Adventures big and small, we love exploring our Big Blue Marble.

A hike of great emotions

We hiked this loop clockwise in July. This trail has so much to offer, many lakes, ponds and rivers. Also many Mosquitoes so come prepared. The views are constantly changing. There is a good shelf with many possible camp sites just below tree line. Many beautiful small streams running below snow fields. Once on the high tundra the flat top area is so vast. From here you you will have views into so many different valleys as you travel towards the causeway. Standing before the crux of the causeway is overwhelming, but with some 8 miles behind you there is only one way home, you must cross. Even after the high of the crossing there was still more adventure ahead.

Breathtaking Valley

This is one of my favorite hikes. Easy to access and not very crowded, a gentle climb through willow and alpine tundra. Vistas that change as you curve and climb up the valley. Many options for scrambling from the area around Independence Lake.

Uh Uh Amazing

Amy nailed it! There are so many ups and downs, and with each one a new view and perspective. The last saddle before climbing Grizzly seemed steeper and deeper than the others. I was lucky enough to have perfectly clear weather for the day, but I could see the danger of being on an exposed ridge for so long. Some fun scrambling over the rock pile. I was spent when it was over but I was sorry it was over.

Refreshing spring water

This was our first trip using Outbound as a guide. It was late Oct. We used our paddleboards for the trip which can be a little different than kayaks or canoes as we have fins under our boards that can get snagged on submerged deadfall and the sandy bottom. The Rock Spring Run flows at a nice pace and is shallow in most places but not so shallow that we ever had to portage. The first third of the trip is rather shady, and the bottom dark so is a little difficult to see the logs and branches just below the surface. Polarized sunglasses helped a lot. Once the river opens up there is all kinds of aquatic plants, Lillypads, and grasses swaying in the current.

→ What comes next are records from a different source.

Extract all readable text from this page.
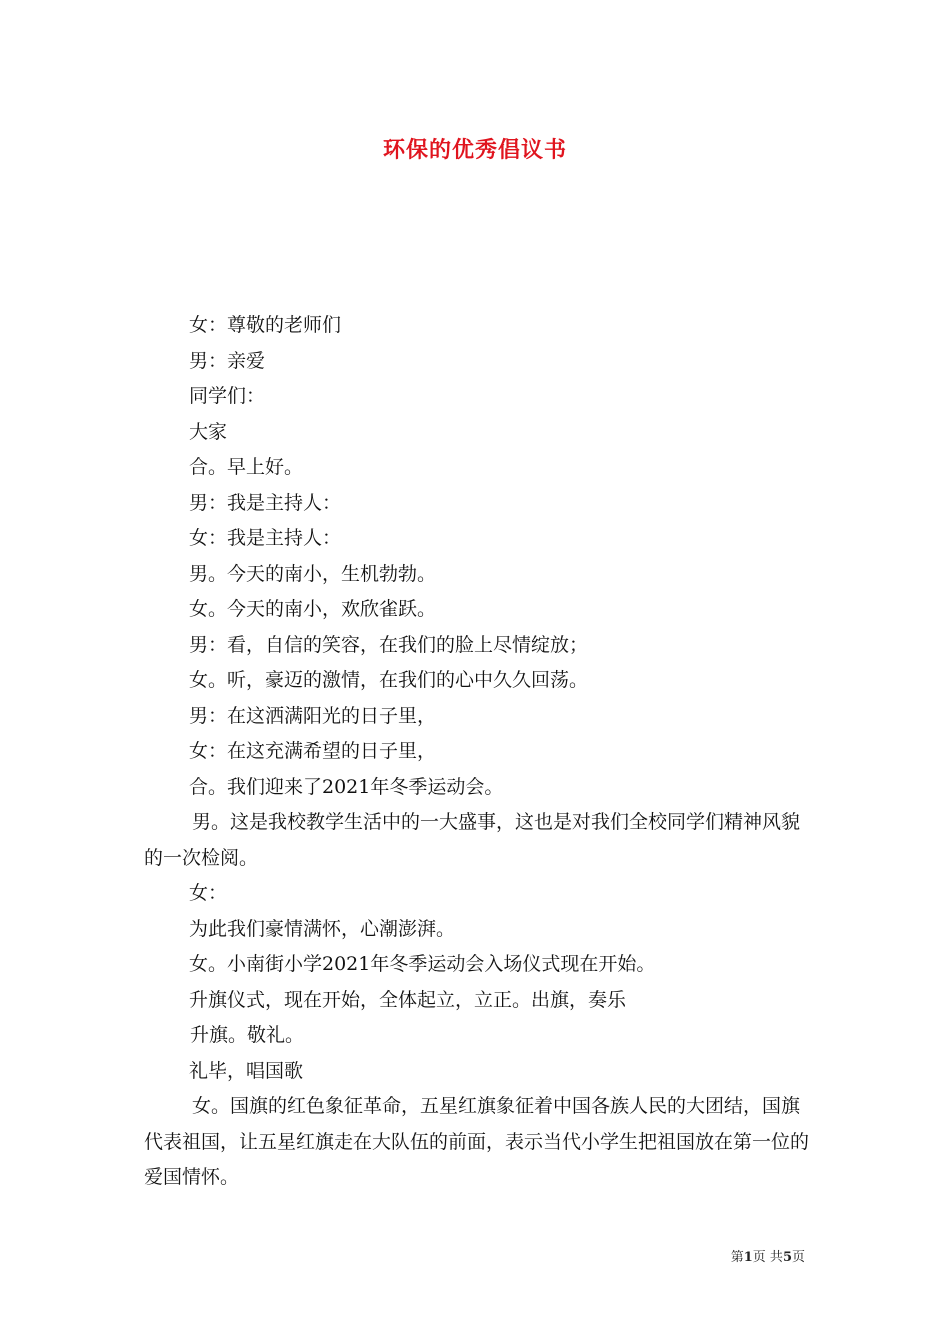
环保的优秀倡议书

女：尊敬的老师们

男：亲爱

同学们：

大家

合。早上好。

男：我是主持人：

女：我是主持人：

男。今天的南小，生机勃勃。

女。今天的南小，欢欣雀跃。

男：看，自信的笑容，在我们的脸上尽情绽放；

女。听，豪迈的激情，在我们的心中久久回荡。

男：在这洒满阳光的日子里，

女：在这充满希望的日子里，

合。我们迎来了2021年冬季运动会。

男。这是我校教学生活中的一大盛事，这也是对我们全校同学们精神风貌的一次检阅。

女：

为此我们豪情满怀，心潮澎湃。

女。小南街小学2021年冬季运动会入场仪式现在开始。

升旗仪式，现在开始，全体起立，立正。出旗，奏乐

升旗。敬礼。

礼毕，唱国歌

女。国旗的红色象征革命，五星红旗象征着中国各族人民的大团结，国旗代表祖国，让五星红旗走在大队伍的前面，表示当代小学生把祖国放在第一位的爱国情怀。

第1页 共5页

Since the water is so clear you can see Large Mouth Bass and pan fish everywhere. We even passes over a 2 ft. Alligator as he lay on the bottom. The highlight of the trip was spotting 2 Black Bears in some trees along the bank. One resting on a breach, the other munching berries in the top of a cabbage palm. We finished the 8 miles in about 4 hrs. which included a couple of breaks and Bear watching. We did not get to paddle upstream to Emerald but will likely return to check it out as well. The Boys at Kings Landing shuttled us and our paddleboards back for $20 each, a very hardworking proffesional team. Though we didn't camp, there were 3 primitive camp sites on the river, you can book through Wekiva State Park. This was a great trip! Thanks Zachary Ganster for the tip.